Was ist eine Brustmuskelplastik? Ein chirurgischer Eingriff, bei dem Silikonimplantate (Muskelimplantate) unter den Brustmuskel (Musculus pectoralis major) eingesetzt werden, um dem männlichen Oberkörper mehr Volumen und Definition zu verleihen.
Für wen geeignet? Für Männer mit genetisch bedingter Unterentwicklung der Brustmuskulatur (Pektoralishypoplasie), bei denen Training keine ausreichende Muskelmasse aufbaut. Außerdem für Patienten mit Poland-Syndrom, Trichterbrust oder nach Verletzungen/Tumoroperationen.
Wichtigste Kontraindikationen: Aktive Infektionen, Blutgerinnungsstörungen, unrealistische Erwartungen, starkes Rauchen und BMI über 30.
Dauer & Kosten: 60–90 Minuten unter Vollnarkose. Kosten in Deutschland: ca. 4.500–8.500 Euro (meist Selbstzahler). Volle sportliche Belastung nach etwa 6–8 Wochen.
Ergebnis: Dauerhaft – die Implantate sind langfristig stabil und müssen nur bei Komplikationen ausgetauscht werden.
Ein muskulöser, definierter Brustkorb gilt in der westlichen Gesellschaft als Symbol für Männlichkeit, Fitness und körperliche Stärke. Doch nicht jeder Mann kann dieses Ideal durch Training erreichen – sei es aufgrund genetischer Veranlagung, angeborener Fehlbildungen oder nach Verletzungen. Die Brustmuskelplastik (Pektoralisaugmentation) bietet hier eine dauerhafte Lösung: Durch das Einsetzen von Silikonimplantaten (Muskelimplantate) unter den Brustmuskel lässt sich dem männlichen Oberkörper mehr Volumen und eine athletischere Kontur verleihen.
Im Gegensatz zu weiblichen Brustimplantaten, die weiches Drüsengewebe imitieren sollen, sind Pektoralisimplantate so konzipiert, dass sie die Festigkeit eines angespannten Muskels nachahmen. Die Operation wird sowohl aus rein ästhetischen Gründen als auch zur Korrektur angeborener Fehlbildungen wie dem Poland-Syndrom durchgeführt (eine seltene, angeborene Fehlbildung des Brustmuskels).
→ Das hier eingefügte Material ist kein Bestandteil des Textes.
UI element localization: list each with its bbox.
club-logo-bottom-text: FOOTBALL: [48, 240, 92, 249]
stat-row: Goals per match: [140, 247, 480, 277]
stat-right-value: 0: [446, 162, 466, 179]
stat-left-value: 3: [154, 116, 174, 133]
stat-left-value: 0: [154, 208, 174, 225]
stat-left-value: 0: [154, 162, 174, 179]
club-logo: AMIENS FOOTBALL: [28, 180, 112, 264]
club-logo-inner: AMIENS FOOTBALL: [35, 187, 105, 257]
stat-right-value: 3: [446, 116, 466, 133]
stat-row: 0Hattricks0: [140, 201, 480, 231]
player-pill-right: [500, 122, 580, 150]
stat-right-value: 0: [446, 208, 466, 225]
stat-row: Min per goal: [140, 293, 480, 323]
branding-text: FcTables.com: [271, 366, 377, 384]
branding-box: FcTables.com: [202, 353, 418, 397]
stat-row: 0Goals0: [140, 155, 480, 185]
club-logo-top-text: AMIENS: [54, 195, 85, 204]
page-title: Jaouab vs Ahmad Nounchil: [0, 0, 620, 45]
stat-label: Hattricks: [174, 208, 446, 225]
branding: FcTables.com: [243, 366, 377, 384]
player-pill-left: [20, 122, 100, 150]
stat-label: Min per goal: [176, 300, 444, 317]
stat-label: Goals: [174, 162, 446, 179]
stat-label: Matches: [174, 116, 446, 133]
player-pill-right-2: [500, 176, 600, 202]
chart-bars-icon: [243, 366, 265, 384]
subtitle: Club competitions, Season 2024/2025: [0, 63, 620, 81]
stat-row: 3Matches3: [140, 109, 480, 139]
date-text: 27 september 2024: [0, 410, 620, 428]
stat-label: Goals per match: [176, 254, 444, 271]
Warum Training manchmal nicht ausreicht: Bei manchen Männern liegt eine sogenannte Pektoralishypoplasie vor – eine genetisch bedingte Unterentwicklung des Brustmuskels. Trotz intensivem Krafttraining und optimierter Ernährung gelingt es diesen Patienten nicht, eine sichtbare Muskelmasse im Brustbereich aufzubauen. Hier setzt die Brustmuskelplastik an der Ursache an und schafft dauerhaft das gewünschte Volumen.
Die Brustmuskelplastik richtet sich an Männer, die mit der Form oder dem Volumen ihrer Brustmuskulatur unzufrieden sind und bei denen konservative Methoden wie Krafttraining keine ausreichenden Ergebnisse erzielen. Die größte Patientengruppe umfasst Männer mit einer genetisch bedingten Pektoralishypoplasie – einer Unterentwicklung des Brustmuskels, bei der trotz regelmäßigem Training keine sichtbare Muskelmasse aufgebaut werden kann.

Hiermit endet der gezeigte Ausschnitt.